Nel 1968, lo scrittore e drammaturgo Aldo Braibanti (1922 – 2014) venne condannato a nove anni di galera per plagio, in quanto riconosciuto colpevole di aver sottomesso e manipolato, fisicamente e psicologicamente, un suo allievo molto più giovane, ma maggiorenne. Gianni Amelio, con Il signore delle formiche (presentato in concorso alla 79ª Mostra internazionale d’arte cinematografica di Venezia) narra liberamente l’amara vicenda di Braibanti.
Il processo a Braibanti fu l’unico caso dove venne applicato il reato di plagio previsto dal codice Rocco: fu la famiglia del giovane amante di Braibanti a denunciare la loro relazione e a dare il via ad un iter giudiziario controverso e poco trasparente. Il ragazzo venne messo in manicomio e sottoposto all’elettroshock, Braibanti finì in prigione: fu condannato a nove anni in primo grado, quattro in Appello (confermati in Cassazione), ma scontò due anni di galera, gli altri due gli vennero condonati per il suo passato da partigiano, per il servizio reso durante la Resistenza.

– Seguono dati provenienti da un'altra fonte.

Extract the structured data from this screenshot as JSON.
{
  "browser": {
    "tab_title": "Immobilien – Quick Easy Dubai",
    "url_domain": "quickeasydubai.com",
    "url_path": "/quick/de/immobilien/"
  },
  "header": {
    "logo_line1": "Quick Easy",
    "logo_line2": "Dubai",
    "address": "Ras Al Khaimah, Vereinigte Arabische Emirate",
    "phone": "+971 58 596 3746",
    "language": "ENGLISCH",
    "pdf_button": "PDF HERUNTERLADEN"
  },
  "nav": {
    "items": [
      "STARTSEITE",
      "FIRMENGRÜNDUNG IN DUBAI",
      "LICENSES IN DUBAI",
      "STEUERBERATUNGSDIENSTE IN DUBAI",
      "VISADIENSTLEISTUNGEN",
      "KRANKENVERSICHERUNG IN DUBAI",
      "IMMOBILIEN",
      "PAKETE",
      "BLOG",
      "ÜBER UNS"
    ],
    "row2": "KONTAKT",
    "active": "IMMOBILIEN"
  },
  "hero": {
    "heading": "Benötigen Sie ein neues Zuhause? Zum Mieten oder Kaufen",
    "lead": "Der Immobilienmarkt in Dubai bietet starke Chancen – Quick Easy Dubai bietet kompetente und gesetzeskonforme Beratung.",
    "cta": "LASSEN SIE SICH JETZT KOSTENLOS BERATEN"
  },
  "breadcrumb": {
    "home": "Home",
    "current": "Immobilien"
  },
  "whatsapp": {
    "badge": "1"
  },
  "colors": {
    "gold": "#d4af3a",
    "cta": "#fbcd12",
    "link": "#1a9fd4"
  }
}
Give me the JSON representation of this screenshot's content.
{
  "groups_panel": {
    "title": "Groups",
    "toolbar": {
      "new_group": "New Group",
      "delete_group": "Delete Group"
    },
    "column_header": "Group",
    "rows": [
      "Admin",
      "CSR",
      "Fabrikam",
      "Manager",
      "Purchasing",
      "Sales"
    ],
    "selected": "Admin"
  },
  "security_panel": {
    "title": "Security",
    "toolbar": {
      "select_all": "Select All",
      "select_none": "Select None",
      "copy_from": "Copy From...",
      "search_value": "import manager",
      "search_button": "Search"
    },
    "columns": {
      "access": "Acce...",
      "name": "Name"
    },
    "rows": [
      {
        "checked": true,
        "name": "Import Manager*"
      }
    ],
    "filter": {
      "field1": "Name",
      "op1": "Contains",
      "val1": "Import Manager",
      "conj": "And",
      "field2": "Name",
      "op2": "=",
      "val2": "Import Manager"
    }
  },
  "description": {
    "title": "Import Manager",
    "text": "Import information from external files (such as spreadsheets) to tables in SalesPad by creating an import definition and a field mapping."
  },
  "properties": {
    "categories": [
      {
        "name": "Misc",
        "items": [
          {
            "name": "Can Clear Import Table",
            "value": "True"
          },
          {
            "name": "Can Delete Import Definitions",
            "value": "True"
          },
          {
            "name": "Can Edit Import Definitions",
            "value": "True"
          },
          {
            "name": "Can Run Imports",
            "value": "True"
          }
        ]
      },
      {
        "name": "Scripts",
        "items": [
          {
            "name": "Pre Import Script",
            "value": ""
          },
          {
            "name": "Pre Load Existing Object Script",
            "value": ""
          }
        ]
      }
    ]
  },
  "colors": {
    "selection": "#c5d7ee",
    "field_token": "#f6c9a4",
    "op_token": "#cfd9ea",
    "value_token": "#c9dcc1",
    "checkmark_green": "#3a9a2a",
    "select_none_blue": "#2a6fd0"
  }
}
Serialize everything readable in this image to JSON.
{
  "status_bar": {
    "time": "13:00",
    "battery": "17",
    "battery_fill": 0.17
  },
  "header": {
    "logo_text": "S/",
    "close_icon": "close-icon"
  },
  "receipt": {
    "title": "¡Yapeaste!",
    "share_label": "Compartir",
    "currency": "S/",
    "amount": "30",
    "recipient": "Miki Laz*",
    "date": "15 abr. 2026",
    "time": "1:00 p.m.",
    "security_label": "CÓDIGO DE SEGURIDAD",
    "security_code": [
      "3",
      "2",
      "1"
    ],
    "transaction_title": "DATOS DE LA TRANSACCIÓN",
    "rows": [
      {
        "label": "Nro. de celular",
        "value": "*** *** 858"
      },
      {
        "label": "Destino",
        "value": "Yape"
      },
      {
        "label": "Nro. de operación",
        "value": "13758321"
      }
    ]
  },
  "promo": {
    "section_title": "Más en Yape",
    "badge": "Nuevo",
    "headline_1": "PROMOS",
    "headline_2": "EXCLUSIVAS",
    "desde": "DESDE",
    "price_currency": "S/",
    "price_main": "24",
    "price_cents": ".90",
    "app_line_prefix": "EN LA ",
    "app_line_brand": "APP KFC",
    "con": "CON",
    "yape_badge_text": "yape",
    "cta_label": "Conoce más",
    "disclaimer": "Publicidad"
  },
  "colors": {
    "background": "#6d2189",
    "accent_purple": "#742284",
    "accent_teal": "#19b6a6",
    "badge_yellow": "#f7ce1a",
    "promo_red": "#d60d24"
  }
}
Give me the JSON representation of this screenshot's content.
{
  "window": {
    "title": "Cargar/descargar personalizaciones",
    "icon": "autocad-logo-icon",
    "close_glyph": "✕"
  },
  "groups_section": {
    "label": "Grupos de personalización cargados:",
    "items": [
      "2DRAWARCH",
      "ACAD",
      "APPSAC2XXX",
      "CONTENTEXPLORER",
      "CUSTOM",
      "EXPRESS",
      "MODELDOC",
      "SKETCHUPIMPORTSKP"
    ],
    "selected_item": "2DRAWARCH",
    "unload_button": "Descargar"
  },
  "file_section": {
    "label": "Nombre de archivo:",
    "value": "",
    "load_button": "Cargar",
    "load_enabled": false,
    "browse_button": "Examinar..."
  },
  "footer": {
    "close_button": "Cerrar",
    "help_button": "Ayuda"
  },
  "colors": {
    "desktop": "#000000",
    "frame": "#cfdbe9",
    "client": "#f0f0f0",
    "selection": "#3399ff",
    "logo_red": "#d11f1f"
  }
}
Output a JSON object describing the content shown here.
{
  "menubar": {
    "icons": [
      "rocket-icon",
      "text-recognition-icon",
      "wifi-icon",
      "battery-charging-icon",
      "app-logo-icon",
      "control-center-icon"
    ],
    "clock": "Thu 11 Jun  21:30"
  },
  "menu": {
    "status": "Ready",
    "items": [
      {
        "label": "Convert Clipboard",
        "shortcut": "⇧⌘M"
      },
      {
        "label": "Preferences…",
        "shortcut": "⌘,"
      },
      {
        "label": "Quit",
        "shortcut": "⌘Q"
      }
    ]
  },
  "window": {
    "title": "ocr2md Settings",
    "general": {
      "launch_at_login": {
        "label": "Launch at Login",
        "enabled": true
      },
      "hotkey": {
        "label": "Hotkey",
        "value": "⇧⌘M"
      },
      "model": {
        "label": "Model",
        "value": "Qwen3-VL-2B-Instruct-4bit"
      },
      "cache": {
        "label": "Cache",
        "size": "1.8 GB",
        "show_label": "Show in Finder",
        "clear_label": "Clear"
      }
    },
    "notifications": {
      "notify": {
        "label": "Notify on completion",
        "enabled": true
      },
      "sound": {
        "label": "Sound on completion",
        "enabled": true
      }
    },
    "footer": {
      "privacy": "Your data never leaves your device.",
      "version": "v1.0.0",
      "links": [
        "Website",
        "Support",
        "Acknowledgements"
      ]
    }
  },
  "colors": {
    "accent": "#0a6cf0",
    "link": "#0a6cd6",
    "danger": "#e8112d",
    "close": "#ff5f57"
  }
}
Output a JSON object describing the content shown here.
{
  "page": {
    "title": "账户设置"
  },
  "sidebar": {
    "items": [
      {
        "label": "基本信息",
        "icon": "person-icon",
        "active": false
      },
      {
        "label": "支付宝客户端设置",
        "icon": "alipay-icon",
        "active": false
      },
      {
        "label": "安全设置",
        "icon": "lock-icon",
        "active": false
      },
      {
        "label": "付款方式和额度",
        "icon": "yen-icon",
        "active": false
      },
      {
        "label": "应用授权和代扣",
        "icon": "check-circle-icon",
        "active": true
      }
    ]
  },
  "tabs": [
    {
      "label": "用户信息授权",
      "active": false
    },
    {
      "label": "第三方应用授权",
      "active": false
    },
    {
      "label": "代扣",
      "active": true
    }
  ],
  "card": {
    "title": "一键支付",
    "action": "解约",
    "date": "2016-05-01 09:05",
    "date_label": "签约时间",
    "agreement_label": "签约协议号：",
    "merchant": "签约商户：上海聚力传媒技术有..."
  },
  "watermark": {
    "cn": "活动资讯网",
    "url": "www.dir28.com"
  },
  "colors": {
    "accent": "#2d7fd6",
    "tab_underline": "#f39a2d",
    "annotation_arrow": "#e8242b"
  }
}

Gianni Amelio racconta una storia di pregiudizi, di avvilente solitudine e di abbandono. La vicenda di Braibanti (ben interpretato da Luigi Lo Cascio) mostra un’Italia incapace di accettare le diversità, alla ricerca della “normalizzazione” e della condanna di tutto ciò che era visto come “immorale”: durante la focosa fine degli anni Sessanta, questa importante vicenda giudiziaria mostra i radicati limiti, l’habitus moralistico, di quegli anni lanciati nel futuro ma ancora frenati dal passato. Però l’opera ha dei punti di cedimento. Il signore delle formiche è caratterizzato da un primo tempo eccessivamente prolisso, didascalico, dai tratti televisivi e poco cinematografici: una sorta di lunga introduzione che azzoppa la forza degli onesti intenti dell’autore. Nella seconda parte, totalmente incentrata sul processo a Braibanti, c’è un ritmo migliore: la maggiore presenza di particolari messe a fuoco, delle voci fuori campo, di certi piani sequenza e di alcuni primi piani, rendono onore alle note capacità registiche di Amelio. Ma, nonostante ciò, il risultato non brilla come dovrebbe. L’opera rimane bloccata, ingessata, parla dei preconcetti dell’epoca ma non li approfondisce come dovrebbe: i “cattivi” sono cattivi e basta, sono piatti e senza spessore, non c’è il tentativo di sviscerare alcun perché di quel mondo incapace di accettare un’altra forma d’amore. Inoltre, l’autore non menziona i molti personaggi pubblici che si spesero in difesa dell’accusato, tra i quali ricordiamo Umberto Eco, Elsa Morante e Alberto Moravia. Viene citata solo Emma Bonino (d’oggi), in quanto simbolo dei Radicali, i primi a difendere Braibanti, con un’unica e statica inquadratura di lei. Per non parlare poi della visione tagliata con l’accetta per quanto riguarda il Pci e il lavoro del suo giornale, “L’Unità”. Certo che nell’area comunista l’omosessualità non era tendenzialmente ben vista, ma non c’era soltanto Ennio Scribani (personaggio d’invenzione interpretato da Elio Germano), un giornalista solitario, misconosciuto, di cronaca nera in quella redazione a difendere Braibanti: si espose personalmente anche Maurizio Ferrara (all’epoca direttore del giornale) con un articolo in prima pagina che definiva «processo aberrante» ciò che l’accusato stava subendo.
Sin dal principio del film, il regista dichiara di ispirarsi liberamente a fatti realmente accaduti, quindi una certa manipolazione storica è naturale, ma non per questo efficace. Amelio si allontana dalla cronaca per puntare ad un’opera più evocativa che storica, la sua visione poetica vuole denunciare l’Italia reazionaria nei confronti dell’omosessualità, ma il risultato complessivo è appiattito su note troppo semplici e non complesse. Queste assenze e semplificazioni, tale schematica dicotomia tra “giusti ed ingiusti” non restituisce bene l’importanza storica della vicenda di questo intellettuale appassionato di formiche, Braibanti, un uomo che sognava un mondo simile a quello dei suoi animali prediletti: animali solidali, pronti ad aiutarsi l’uno con l’altro. Un mondo che non è mai esistito, e che, ancora oggi, fatica a nascere.